So gefährlich sind USB-Sticks!

Sie sind praktisch, fast jeder hat sie und nutzt sie täglich mehrfach. Aber sie sind auch durchaus gefährlich. Gemeint sind USB-Sticks, wie sie milliardenfach auf der ganzen Welt verwendet werden. Dass diese Sticks in Sachen Sicherheit nicht gerade echte Standards erfüllen, ist eigentlich nicht ganz neu. Eine recht frisch entdeckte Sicherheitslücke ist jedoch ein echtes Risiko für jeden Nutzer von USB-Sticks und kann echte Gefahren bergen.

So gefährlich sind USB-Sticks!

Sicherheitslücke von USB-Sticks ist auch für Fachleute ein Problem

Berliner Sicherheitsexperten haben sich an die Arbeit gemacht und haben die Firmware von USB-Sticks in mühevoller Kleinarbeit nachgebaut.

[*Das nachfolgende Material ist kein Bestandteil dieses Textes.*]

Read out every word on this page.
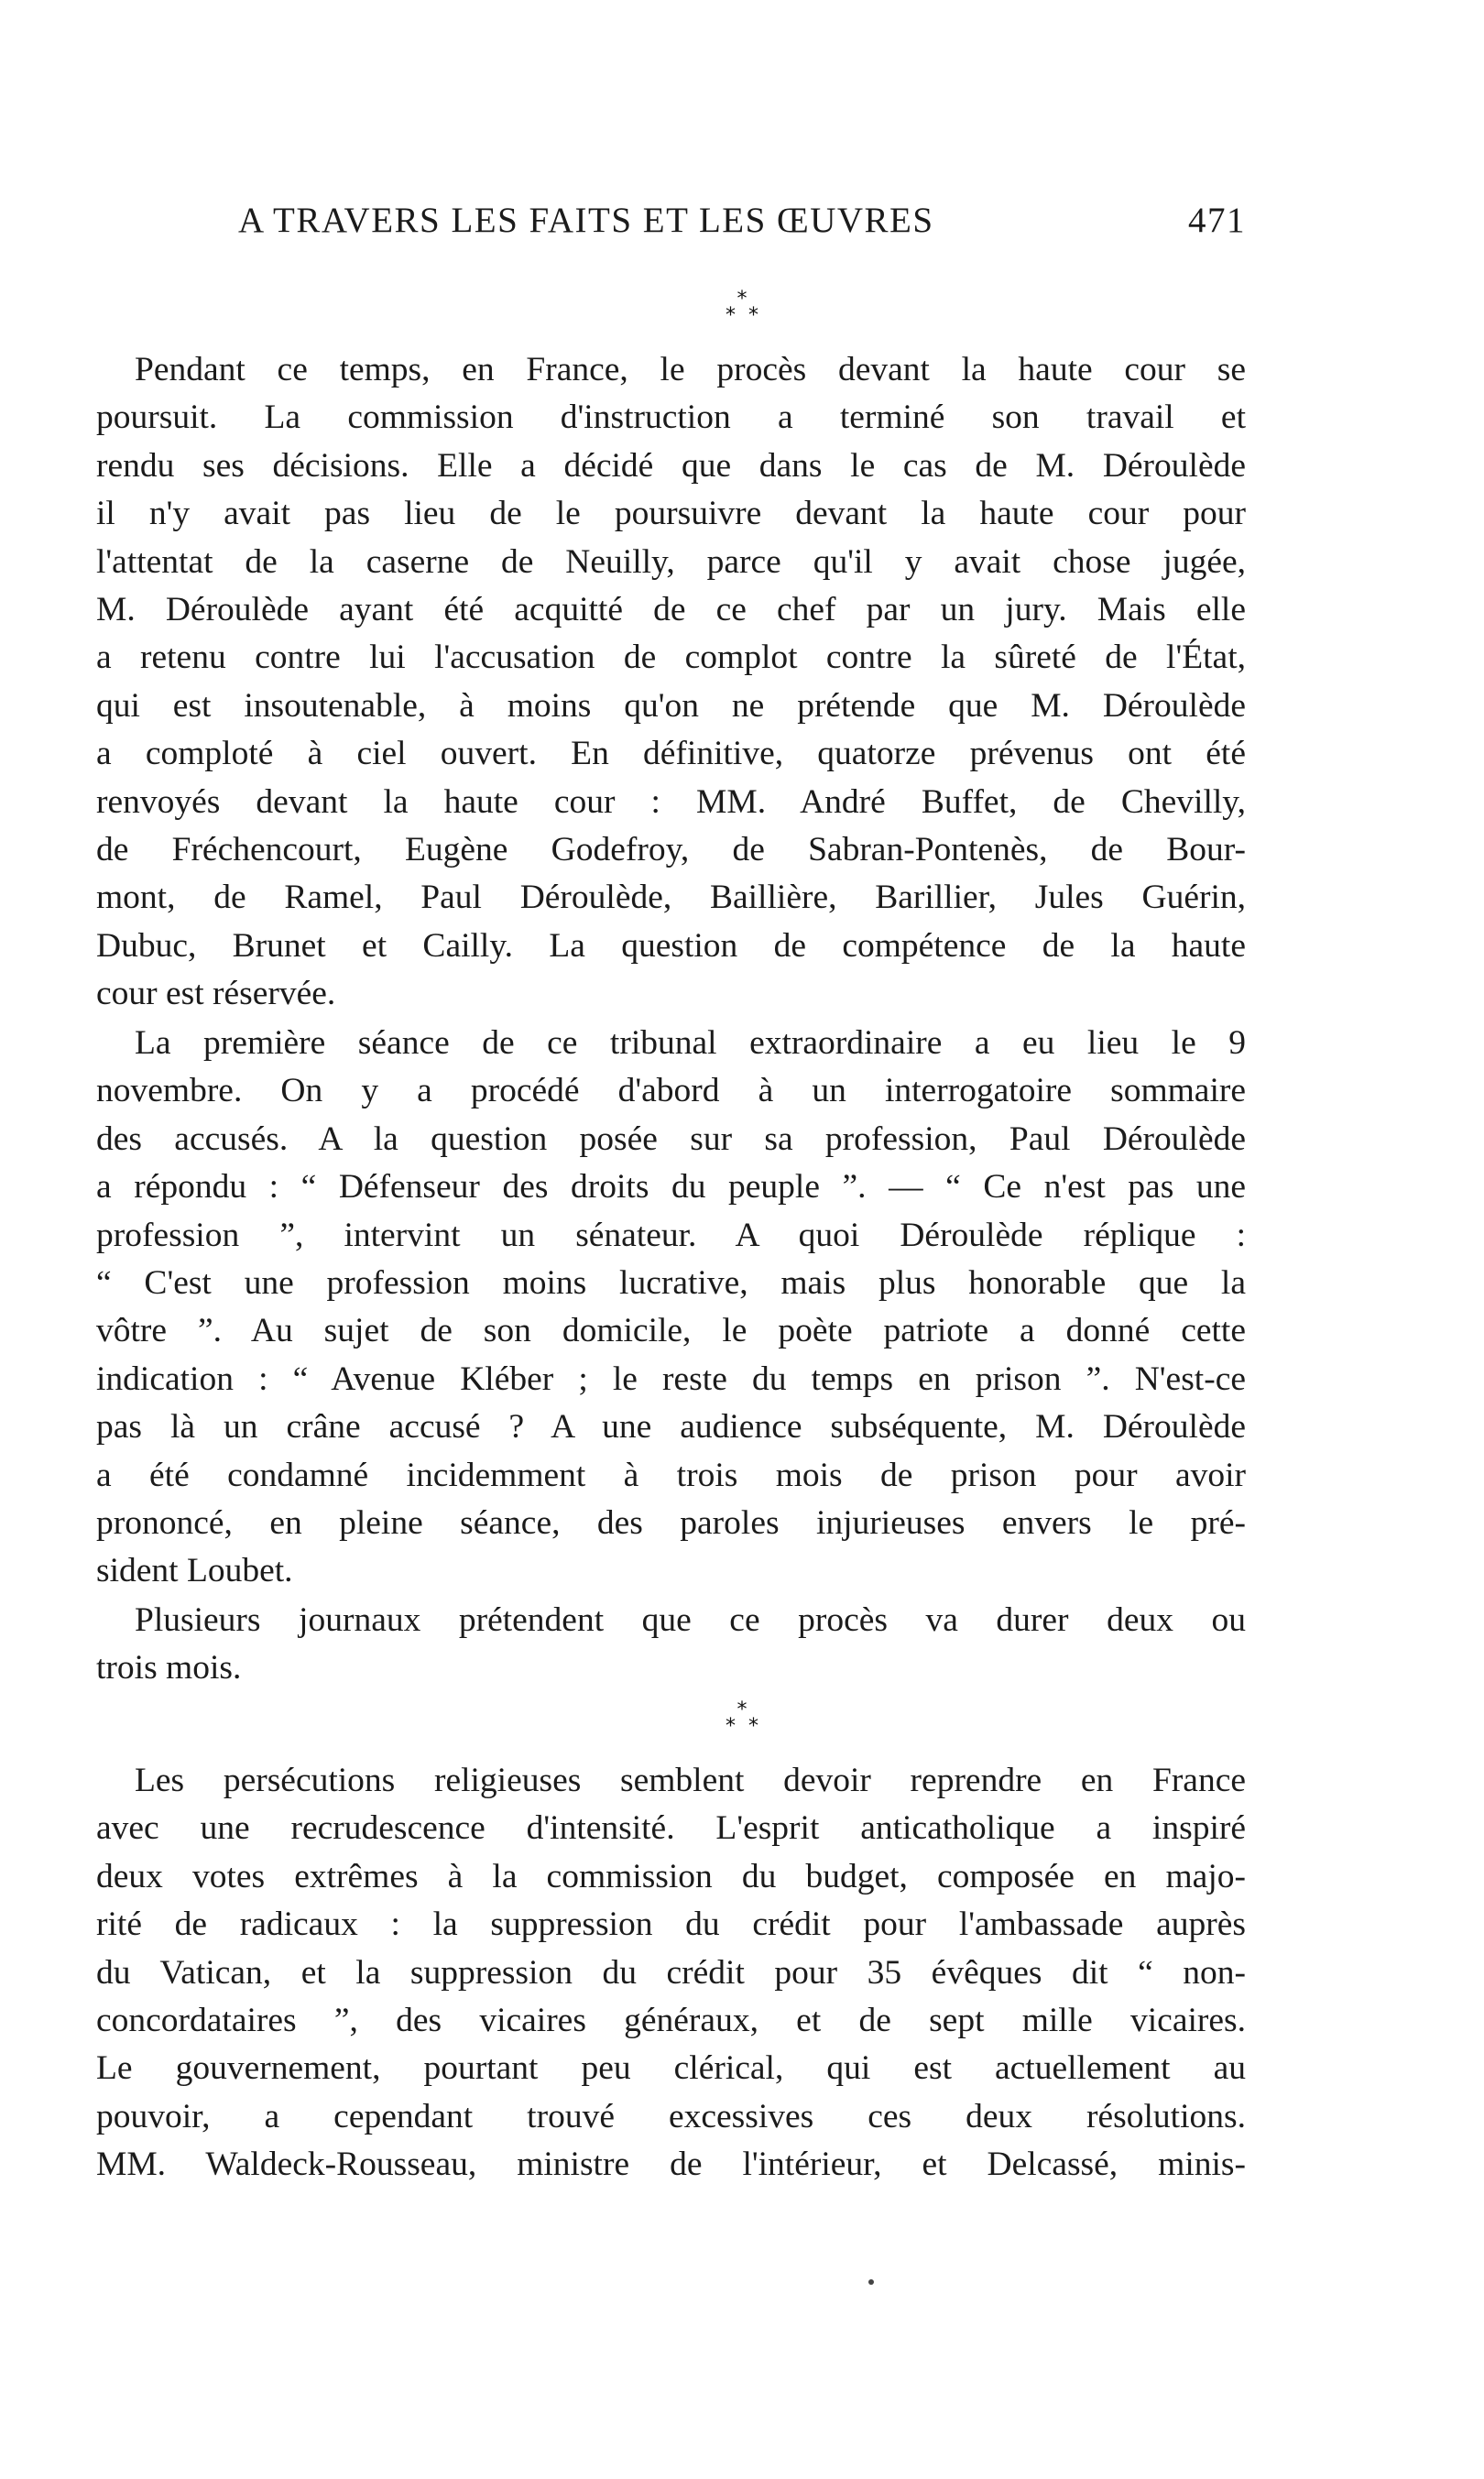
A TRAVERS LES FAITS ET LES ŒUVRES	471
*
**
Pendant ce temps, en France, le procès devant la haute cour se
poursuit. La commission d'instruction a terminé son travail et
rendu ses décisions. Elle a décidé que dans le cas de M. Déroulède
il n'y avait pas lieu de le poursuivre devant la haute cour pour
l'attentat de la caserne de Neuilly, parce qu'il y avait chose jugée,
M. Déroulède ayant été acquitté de ce chef par un jury. Mais elle
a retenu contre lui l'accusation de complot contre la sûreté de l'État,
qui est insoutenable, à moins qu'on ne prétende que M. Déroulède
a comploté à ciel ouvert. En définitive, quatorze prévenus ont été
renvoyés devant la haute cour : MM. André Buffet, de Chevilly,
de Fréchencourt, Eugène Godefroy, de Sabran-Pontenès, de Bour-
mont, de Ramel, Paul Déroulède, Baillière, Barillier, Jules Guérin,
Dubuc, Brunet et Cailly. La question de compétence de la haute
cour est réservée.
La première séance de ce tribunal extraordinaire a eu lieu le 9
novembre. On y a procédé d'abord à un interrogatoire sommaire
des accusés. A la question posée sur sa profession, Paul Déroulède
a répondu : “ Défenseur des droits du peuple ”. — “ Ce n'est pas une
profession ”, intervint un sénateur. A quoi Déroulède réplique :
“ C'est une profession moins lucrative, mais plus honorable que la
vôtre ”. Au sujet de son domicile, le poète patriote a donné cette
indication : “ Avenue Kléber ; le reste du temps en prison ”. N'est-ce
pas là un crâne accusé ? A une audience subséquente, M. Déroulède
a été condamné incidemment à trois mois de prison pour avoir
prononcé, en pleine séance, des paroles injurieuses envers le pré-
sident Loubet.
Plusieurs journaux prétendent que ce procès va durer deux ou
trois mois.
*
**
Les persécutions religieuses semblent devoir reprendre en France
avec une recrudescence d'intensité. L'esprit anticatholique a inspiré
deux votes extrêmes à la commission du budget, composée en majo-
rité de radicaux : la suppression du crédit pour l'ambassade auprès
du Vatican, et la suppression du crédit pour 35 évêques dit “ non-
concordataires ”, des vicaires généraux, et de sept mille vicaires.
Le gouvernement, pourtant peu clérical, qui est actuellement au
pouvoir, a cependant trouvé excessives ces deux résolutions.
MM. Waldeck-Rousseau, ministre de l'intérieur, et Delcassé, minis-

Diese Firmware ist nötig, damit ein USB-Stick überhaupt funktioniert und damit die Funktionen des Sticks genutzt werden können.
Die Berliner haben die Firmware jedoch modifiziert und einen Schadcode integriert. Mit dieser Veränderung ist es möglich, sich als Angreifer Zugriff auf den Rechner seines Opfers zu verschaffen. Das Besondere: Dieser Angriff geschieht ohne wirkliches Aufsehen, also praktisch unbemerkt.
Ein solcher Stick kann sich beispielsweise Tastatur oder Netzwerkadapter zu erkennen geben und somit Tastatureingaben oder Übertragungen über das Netzwerk aufzeichnen. Auch kann eine Webcam auf diese Weise aktiviert werden, die dann heimlich Fotos oder Videos macht und versendet.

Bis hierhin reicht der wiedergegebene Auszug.